LLMs are smarter than us in many areas. How do we manage them?
This is not a new problem.
- VC partners evaluate deep-tech startups.
- Science editors review Nobel laureates.
- Managers manage specialist teams.
- Judges evaluate expert testimony.
- Coaches train Olympic athletes.
… and they manage and evaluate “smarter” outputs in many ways:
- Verify. Check against an “answer sheet”.
- Checklist. Evaluate against pre-defined criteria.
- Sampling. Randomly review a subset.
- Gating. Accept low-risk work. Evaluate critical ones.
- Benchmark. Compare against others.
- Red-team. Probe to expose hidden flaws.
- Double-blind review. Mask identity to curb bias.

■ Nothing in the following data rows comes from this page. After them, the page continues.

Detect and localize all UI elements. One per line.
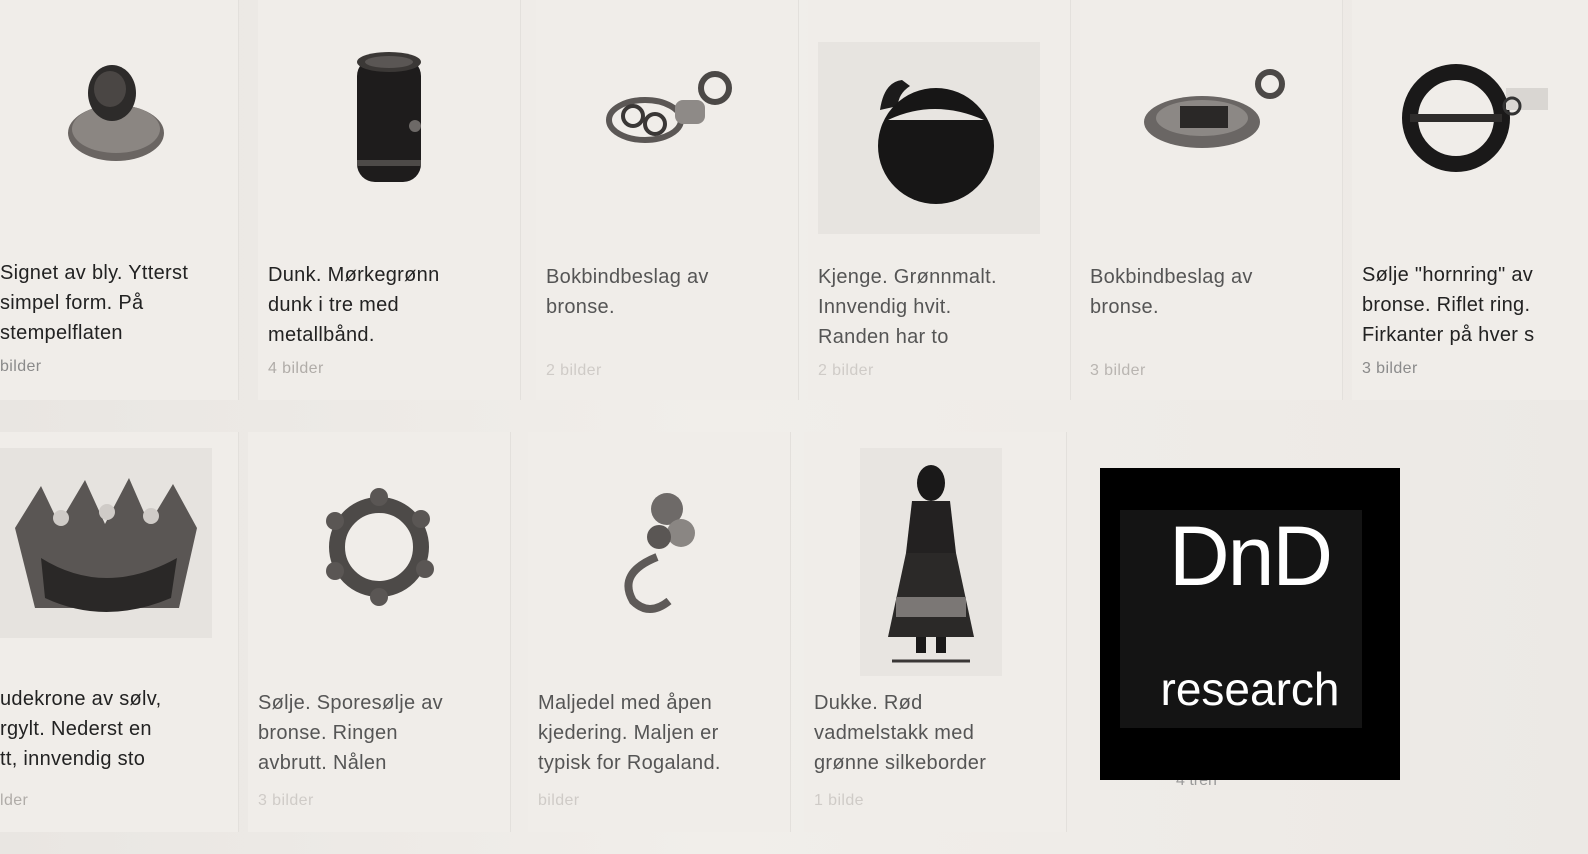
dnd-research-logo: DnD research (1100, 468, 1400, 780)
item-caption: Sølje. Sporesølje av bronse. Ringen avbr… (258, 692, 443, 774)
logo-title: DnD (1168, 509, 1333, 603)
ring-brooch-icon (1402, 64, 1548, 172)
bridal-crown-icon (15, 478, 197, 612)
gallery-card[interactable]: Sølje "hornring" av bronse. Riflet ring.… (1352, 0, 1588, 400)
bronze-clasp-icon (1144, 69, 1285, 148)
item-caption: udekrone av sølv, rgylt. Nederst en tt, … (0, 688, 162, 770)
item-caption: Bokbindbeslag av bronse. (1090, 266, 1253, 318)
thumbnail[interactable] (528, 432, 790, 662)
bronze-clasp-icon (606, 71, 732, 143)
image-count: lder (0, 792, 29, 809)
image-count: 3 bilder (258, 792, 314, 809)
image-count: bilder (538, 792, 580, 809)
image-count: 3 bilder (1090, 362, 1146, 379)
wooden-bowl-icon (878, 80, 994, 204)
thumbnail[interactable] (1080, 0, 1342, 230)
gallery-card[interactable]: Maljedel med åpen kjedering. Maljen er t… (528, 432, 791, 832)
thumbnail[interactable] (860, 448, 1002, 676)
gallery-card[interactable]: Kjenge. Grønnmalt. Innvendig hvit. Rande… (808, 0, 1071, 400)
thumbnail[interactable] (536, 0, 798, 230)
item-caption: Sølje "hornring" av bronse. Riflet ring.… (1362, 264, 1535, 346)
gallery-card[interactable]: Dunk. Mørkegrønn dunk i tre med metallbå… (258, 0, 521, 400)
thumbnail[interactable] (0, 448, 212, 638)
image-count: 3 bilder (1362, 360, 1418, 377)
item-caption: Dunk. Mørkegrønn dunk i tre med metallbå… (268, 264, 440, 346)
doll-icon (888, 465, 974, 663)
thumbnail[interactable] (258, 0, 520, 230)
gallery-card[interactable]: Bokbindbeslag av bronse. 3 bilder (1080, 0, 1343, 400)
gallery-canvas: Signet av bly. Ytterst simpel form. På s… (0, 0, 1588, 854)
wooden-keg-icon (357, 52, 421, 182)
lead-seal-icon (68, 65, 164, 161)
image-count: 2 bilder (546, 362, 602, 379)
thumbnail[interactable] (0, 0, 238, 230)
logo-subtitle: research (1160, 663, 1340, 715)
image-count: 1 bilde (814, 792, 864, 809)
image-count: 2 bilder (818, 362, 874, 379)
gallery-card[interactable]: Bokbindbeslag av bronse. 2 bilder (536, 0, 799, 400)
thumbnail[interactable] (818, 42, 1040, 234)
image-count: 4 bilder (268, 360, 324, 377)
eyelet-hook-icon (624, 493, 695, 613)
gallery-card[interactable]: Sølje. Sporesølje av bronse. Ringen avbr… (248, 432, 511, 832)
item-caption: Dukke. Rød vadmelstakk med grønne silkeb… (814, 692, 987, 774)
item-caption: Kjenge. Grønnmalt. Innvendig hvit. Rande… (818, 266, 997, 348)
gallery-card[interactable]: Signet av bly. Ytterst simpel form. På s… (0, 0, 239, 400)
gallery-card[interactable]: Dukke. Rød vadmelstakk med grønne silkeb… (804, 432, 1067, 832)
thumbnail[interactable] (248, 432, 510, 662)
spur-brooch-icon (326, 488, 434, 606)
item-caption: Signet av bly. Ytterst simpel form. På s… (0, 262, 189, 344)
image-count: bilder (0, 358, 42, 375)
item-caption: Bokbindbeslag av bronse. (546, 266, 709, 318)
thumbnail[interactable] (1352, 0, 1588, 230)
item-caption: Maljedel med åpen kjedering. Maljen er t… (538, 692, 721, 774)
gallery-card[interactable]: udekrone av sølv, rgylt. Nederst en tt, … (0, 432, 239, 832)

- Reproduce. Re-running gives the same output?
- Consensus. Aggregate multiple responses. Wisdom of crowds.
- Outcome. Did it work in the real world?
For example:
- Vibe coding: Non-programmers might glance at lint checks (Checklist) and see if it works (Outcome).

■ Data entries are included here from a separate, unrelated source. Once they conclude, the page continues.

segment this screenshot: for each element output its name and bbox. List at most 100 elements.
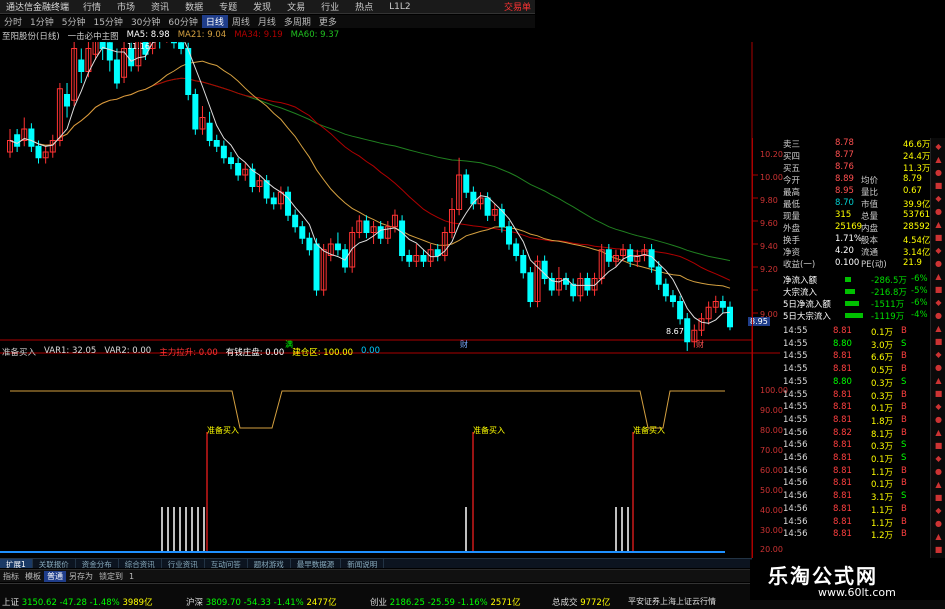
period-tab[interactable]: 1分钟 (26, 15, 58, 28)
tool-button[interactable]: 1 (126, 572, 137, 581)
tick-side: S (901, 338, 907, 349)
menu-item[interactable]: L1L2 (381, 2, 418, 12)
tool-button[interactable]: 另存为 (66, 571, 96, 582)
watermark-url: www.60lt.com (818, 586, 896, 599)
side-tool-icon[interactable]: ■ (934, 389, 943, 398)
info-tab[interactable]: 扩展1 (0, 559, 33, 569)
side-tool-icon[interactable]: ● (934, 168, 943, 177)
side-tool-icon[interactable]: ▲ (934, 155, 943, 164)
menu-item[interactable]: 市场 (109, 0, 143, 13)
tick-row: 14:55 8.81 0.3万 B (783, 390, 931, 402)
quote-label: 换手 (783, 236, 801, 246)
tool-button[interactable]: 锁定到 (96, 571, 126, 582)
side-tool-icon[interactable]: ■ (934, 337, 943, 346)
side-tool-icon[interactable]: ● (934, 207, 943, 216)
info-tab[interactable]: 资金分布 (76, 559, 119, 569)
side-tool-icon[interactable]: ▲ (934, 376, 943, 385)
side-tool-icon[interactable]: ● (934, 259, 943, 268)
kline-chart[interactable]: 2023年232023/03/03/五456 (0, 42, 780, 558)
side-tool-icon[interactable]: ■ (934, 493, 943, 502)
quote-value: 25169 (835, 222, 863, 232)
tick-side: B (901, 529, 907, 540)
period-tab[interactable]: 日线 (201, 15, 228, 28)
side-tool-icon[interactable]: ◆ (934, 454, 943, 463)
flow-label: 净流入额 (783, 276, 818, 286)
candle (406, 255, 413, 262)
period-tab[interactable]: 月线 (254, 15, 280, 28)
side-tool-icon[interactable]: ■ (934, 181, 943, 190)
info-tab[interactable]: 行业资讯 (162, 559, 205, 569)
side-tool-icon[interactable]: ◆ (934, 246, 943, 255)
side-tool-icon[interactable]: ■ (934, 545, 943, 554)
tool-button[interactable]: 普通 (44, 570, 66, 582)
quote-value2: 3.14亿 (903, 248, 931, 258)
menu-item[interactable]: 行业 (313, 0, 347, 13)
candle (399, 220, 406, 256)
candle (520, 255, 527, 274)
menu-item[interactable]: 数据 (177, 0, 211, 13)
var2-value: VAR2: 0.00 (104, 346, 152, 356)
info-tab[interactable]: 新闻说明 (341, 559, 385, 569)
tool-button[interactable]: 指标 (0, 571, 22, 582)
index-name: 总成交 (552, 598, 581, 608)
tool-button[interactable]: 模板 (22, 571, 44, 582)
broker-name: 平安证券上海上证云行情 (628, 597, 716, 606)
side-tool-icon[interactable]: ▲ (934, 532, 943, 541)
period-tab[interactable]: 30分钟 (127, 15, 164, 28)
menu-item[interactable]: 行情 (75, 0, 109, 13)
tick-volume: 0.3万 (871, 378, 894, 389)
flow-value: -216.8万 (871, 288, 907, 298)
info-tab[interactable]: 题材游戏 (248, 559, 291, 569)
index-item[interactable]: 上证 3150.62 -47.28 -1.48% 3989亿 (2, 596, 153, 608)
side-tool-icon[interactable]: ◆ (934, 194, 943, 203)
tick-row: 14:56 8.81 0.1万 S (783, 453, 931, 465)
candle (727, 306, 733, 328)
side-tool-icon[interactable]: ● (934, 467, 943, 476)
menu-item[interactable]: 文易 (279, 0, 313, 13)
period-tab[interactable]: 更多 (315, 15, 341, 28)
period-tab[interactable]: 多周期 (280, 15, 315, 28)
menu-item[interactable]: 资讯 (143, 0, 177, 13)
info-tab[interactable]: 关联报价 (33, 559, 76, 569)
side-tool-icon[interactable]: ● (934, 311, 943, 320)
side-tool-icon[interactable]: ▲ (934, 480, 943, 489)
index-item[interactable]: 沪深 3809.70 -54.33 -1.41% 2477亿 (186, 596, 337, 608)
info-tab[interactable]: 互动问答 (205, 559, 248, 569)
index-amount: 2571亿 (490, 598, 521, 608)
index-value: 2186.25 (389, 598, 428, 608)
side-tool-icon[interactable]: ▲ (934, 220, 943, 229)
side-tool-icon[interactable]: ▲ (934, 428, 943, 437)
side-tool-icon[interactable]: ■ (934, 441, 943, 450)
side-tool-icon[interactable]: ◆ (934, 402, 943, 411)
period-tab[interactable]: 60分钟 (164, 15, 201, 28)
side-tool-icon[interactable]: ◆ (934, 506, 943, 515)
quote-label: 外盘 (783, 224, 801, 234)
period-tab[interactable]: 5分钟 (58, 15, 90, 28)
side-tool-icon[interactable]: ■ (934, 285, 943, 294)
side-tool-icon[interactable]: ◆ (934, 350, 943, 359)
side-tool-icon[interactable]: ● (934, 519, 943, 528)
trade-button[interactable]: 交易单 (504, 0, 535, 13)
side-tool-icon[interactable]: ■ (934, 233, 943, 242)
quote-row: 卖三 8.78 46.6万 (753, 138, 931, 150)
side-tool-icon[interactable]: ◆ (934, 142, 943, 151)
period-tab[interactable]: 15分钟 (89, 15, 126, 28)
index-item[interactable]: 总成交 9772亿 (552, 596, 610, 608)
side-tool-icon[interactable]: ◆ (934, 298, 943, 307)
menu-item[interactable]: 发现 (245, 0, 279, 13)
info-tab[interactable]: 最早数据源 (291, 559, 342, 569)
menu-item[interactable]: 热点 (347, 0, 381, 13)
tick-row: 14:55 8.81 0.1万 B (783, 402, 931, 414)
side-tool-icon[interactable]: ● (934, 415, 943, 424)
index-item[interactable]: 创业 2186.25 -25.59 -1.16% 2571亿 (370, 596, 521, 608)
side-tool-icon[interactable]: ● (934, 363, 943, 372)
period-tab[interactable]: 分时 (0, 15, 26, 28)
info-tab[interactable]: 综合资讯 (119, 559, 162, 569)
side-tool-icon[interactable]: ▲ (934, 324, 943, 333)
period-tab[interactable]: 周线 (228, 15, 254, 28)
flow-label: 大宗流入 (783, 288, 818, 298)
buy-signal-label: 准备买入 (473, 426, 505, 435)
menu-item[interactable]: 专题 (211, 0, 245, 13)
side-tool-icon[interactable]: ▲ (934, 272, 943, 281)
tick-volume: 3.0万 (871, 340, 894, 351)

- LLM image designs: Developers might check if a few images look good (Sampling) and check a few marketers (Consensus).
- LLM news articles: An journalist might run a Checklist, a Double-blind review with experts, and Verify critical facts (Gating).
You already know many of these. You learnt them in Auditing. Statistics. Law. System controls. Policy analysis. Quality engineering. Clinical epidemiology. Investigative journalism. Design critique.
Worth brushing up skills. They’re more important in the AI era.